I was never a big pasta person. When I do eat pasta or noodles, it’s usually in ramen or another Asian dish. I don’t mind it, but it’s never really lit my fire. Noodles made from veggies, on the other hand, is a whole other story.
If you’re crazy about food like me, you’ve seen the veggie noodle (famously, the zucchini noodles or “zoodle”) blow up all over Pinterest and the internet. And it’s awesome!! Though I jumped on the train a little late, I LOVE the veggie noodle. They are a win/win situation. You break it up from your usual grain situation, they’re great raw or cooked, and you’re getting even more vegetables in your meal! How could you not love that?
This zucchini noodle dish has our Nutrition DL ingredient, peas, quickly pulsed in the food processor, to give it a pesto pasta feeling. I added walnuts for some crunch, and feel free to swap them out with whatever nut you have on hand. If you want to go the extra mile, toast the nuts to unlock some extra flavor.
I lightly sautéed these noodles with some olive oil to soften them a little bit, but if you want to enjoy the zucchinis raw as well, feel free. Either way it’s a great dish for a hot summer night.
This Nutrition DL has taken longer than usual because things got a little crazy around here. Nutrition DL may take a pause for the next few weeks while other things are brewing. Don’t worry, it will be back 🙂
Want more green pea dishes from this series? You can find them here:
Nutrition DL: Green Peas
Coconut Pea Soup
Baked Green Pea Falafel
Green Pea Hummus
This recipe is part of a series called Nutrition DL. Nutrition DL gives you the download on seasonal fruits, vegetables, or pantry staples. Once you learn about the basics of the featured ingredient, I share four recipes over four weeks to inspire and feed you with this great seasonal food. Check out other foods I’ve covered here.
Ingredients
- 1 1/2 c peas, fresh or frozen
- small spoon of coconut oil
- 2-3 cloves of garlic
- 1 tbsp dill
- salt, to taste
- juice from 1/2 a lemon
- 2-3 medium sized zucchinis
- 1-2 tsp olive oil
- walnut pieces, for garnish
- springs of dill, for garnish
Instructions
Heat a sauté pan to medium heat with the coconut oil inside. Once hot, add peas and a splash or water and cook peas for 5-10 minutes covered. Once cooked, remove from heat.
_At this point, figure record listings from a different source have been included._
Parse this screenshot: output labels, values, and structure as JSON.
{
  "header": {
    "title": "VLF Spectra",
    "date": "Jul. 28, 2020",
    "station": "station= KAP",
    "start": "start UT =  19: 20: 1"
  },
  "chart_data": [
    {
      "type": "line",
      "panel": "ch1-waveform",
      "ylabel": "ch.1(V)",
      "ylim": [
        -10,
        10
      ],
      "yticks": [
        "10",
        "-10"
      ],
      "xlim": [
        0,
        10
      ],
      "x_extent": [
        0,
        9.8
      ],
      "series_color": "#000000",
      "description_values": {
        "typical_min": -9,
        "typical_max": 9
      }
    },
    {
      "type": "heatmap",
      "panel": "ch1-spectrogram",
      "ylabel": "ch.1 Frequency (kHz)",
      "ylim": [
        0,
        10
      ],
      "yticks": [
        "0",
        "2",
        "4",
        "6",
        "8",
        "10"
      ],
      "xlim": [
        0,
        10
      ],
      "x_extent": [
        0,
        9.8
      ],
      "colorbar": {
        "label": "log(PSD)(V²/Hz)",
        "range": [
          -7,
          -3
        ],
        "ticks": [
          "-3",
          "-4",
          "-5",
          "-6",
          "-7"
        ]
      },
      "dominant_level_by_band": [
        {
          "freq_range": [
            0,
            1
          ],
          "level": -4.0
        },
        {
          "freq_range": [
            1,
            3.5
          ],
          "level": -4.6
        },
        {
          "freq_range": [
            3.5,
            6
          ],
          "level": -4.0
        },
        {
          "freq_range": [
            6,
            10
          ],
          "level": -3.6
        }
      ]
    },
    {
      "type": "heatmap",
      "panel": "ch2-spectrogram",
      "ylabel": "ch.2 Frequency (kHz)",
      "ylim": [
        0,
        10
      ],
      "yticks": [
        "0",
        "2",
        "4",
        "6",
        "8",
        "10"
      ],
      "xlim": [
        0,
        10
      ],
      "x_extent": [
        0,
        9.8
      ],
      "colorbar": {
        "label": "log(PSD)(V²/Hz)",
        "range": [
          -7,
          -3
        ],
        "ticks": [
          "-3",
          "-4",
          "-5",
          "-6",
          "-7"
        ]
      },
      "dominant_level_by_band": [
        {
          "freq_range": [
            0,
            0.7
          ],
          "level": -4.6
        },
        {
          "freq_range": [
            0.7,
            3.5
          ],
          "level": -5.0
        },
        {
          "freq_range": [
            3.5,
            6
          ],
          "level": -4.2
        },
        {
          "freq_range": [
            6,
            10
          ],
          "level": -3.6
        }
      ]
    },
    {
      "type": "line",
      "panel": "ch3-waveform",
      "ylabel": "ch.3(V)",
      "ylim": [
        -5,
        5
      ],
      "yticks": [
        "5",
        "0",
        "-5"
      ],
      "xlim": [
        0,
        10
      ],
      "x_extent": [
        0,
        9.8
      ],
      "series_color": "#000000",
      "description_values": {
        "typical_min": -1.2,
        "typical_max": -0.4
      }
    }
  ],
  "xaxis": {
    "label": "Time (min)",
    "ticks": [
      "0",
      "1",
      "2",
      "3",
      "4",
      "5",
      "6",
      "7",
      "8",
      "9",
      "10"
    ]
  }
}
In a food processor, combine peas, garlic, lemon juice, dill and salt in bowl and pulse until chunky and well incorporated. Add more lemon juice, dill or salt to your taste.
With a mandoline, julienne peeler, or spiralizer, slice/peel/turn the zucchini into pasta-like strips. Lightly cook zucchini in a sauté pan with 1-2 tsp of oil for 5-7 minutes, until warm and slightly soft. Transfer to mixing bowl.
Add smashed peas into the mixing bowl and lightly toss until peas are well incorporated with pasta. Add walnuts and dill sprigs, lightly toss again, then serve.